500 Years: Treasures from the Library of Corpus Christi College, Oxford
Peter Kidd
ISBN: 978 1 78551 087 8
Size: 228 x 152 mm / 6 x 9 in.
Binding: Paperback
Pages: 64
In association with: Corpus Christi College, Oxford
Date published: January, 2017
UK £14.95 /US $19.95
Highlights
- Includes important manuscripts and printed first editions by such ‘household names’ as Aristotle, Homer, Chaucer, Galileo and Isaac Newton.
- The collection encompasses spectacular illuminated manuscripts from medieval 12th-century Ireland to 16th-century Renaissance France, 13th- and 14th-century England to 15th-century Italy.

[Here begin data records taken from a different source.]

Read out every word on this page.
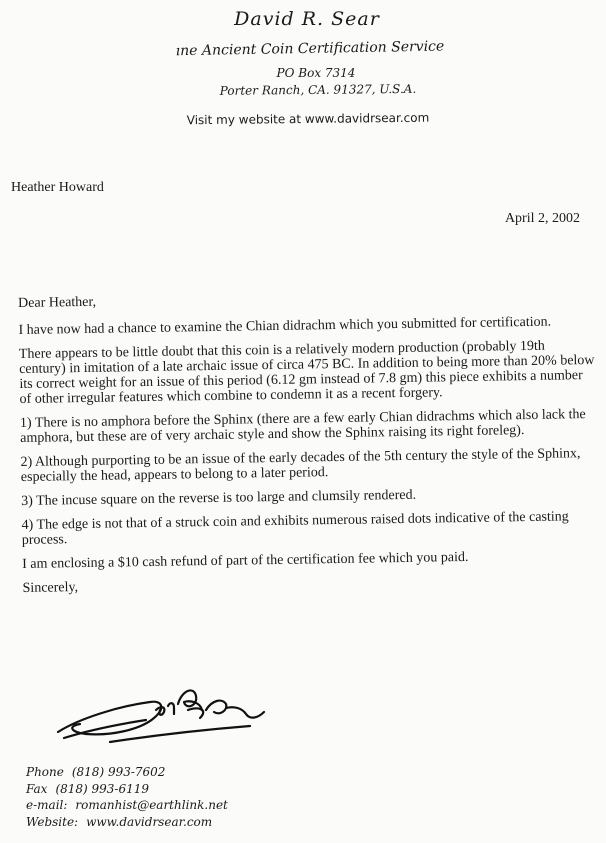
David R. Sear
ıne Ancient Coin Certification Service
PO Box 7314
Porter Ranch, CA. 91327, U.S.A.
Visit my website at www.davidrsear.com
Heather Howard
April 2, 2002

Dear Heather,

I have now had a chance to examine the Chian didrachm which you submitted for certification.

There appears to be little doubt that this coin is a relatively modern production (probably 19th century) in imitation of a late archaic issue of circa 475 BC. In addition to being more than 20% below its correct weight for an issue of this period (6.12 gm instead of 7.8 gm) this piece exhibits a number of other irregular features which combine to condemn it as a recent forgery.

1) There is no amphora before the Sphinx (there are a few early Chian didrachms which also lack the amphora, but these are of very archaic style and show the Sphinx raising its right foreleg).

2) Although purporting to be an issue of the early decades of the 5th century the style of the Sphinx, especially the head, appears to belong to a later period.

3) The incuse square on the reverse is too large and clumsily rendered.

4) The edge is not that of a struck coin and exhibits numerous raised dots indicative of the casting process.

I am enclosing a $10 cash refund of part of the certification fee which you paid.

Sincerely,

Phone (818) 993-7602
Fax (818) 993-6119
e-mail: romanhist@earthlink.net
Website: www.davidrsear.com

- Includes several items from what has been called ‘the most important collection of Anglo-Jewish manuscripts in the world’.
Description
Corpus Christi College, Oxford, was founded 500 years ago, in 1517; to mark the anniversary, this catalogue provides a varied selection of some of the greatest treasures in the College Library.
Unlike Oxford’s older colleges, Corpus Christi was founded with Renaissance ideals: it would promote the ‘new learning’ current in Europe, and would equip its students to read Hebrew and Greek – the original languages of the Bible – as well as Latin. To this end the College’s Founder and its first President began to fill the Library with an astonishing collection of illuminated manuscripts and early printed books in these three languages.
Most of the books included date from the 12th to the 16th centuries, of which a significant proportion represent the Bible in a variety of different translations and versions. Others are later, including unique works that represent scientific discoveries made by astronomers including Galileo and Sir Isaac Newton.
Author information
Richard Carwardine is an historian and was President of Corpus Christi College, Oxford, from 2010 to 2016. Peter Kidd is a freelance researcher who specialises in medieval illuminated manuscripts.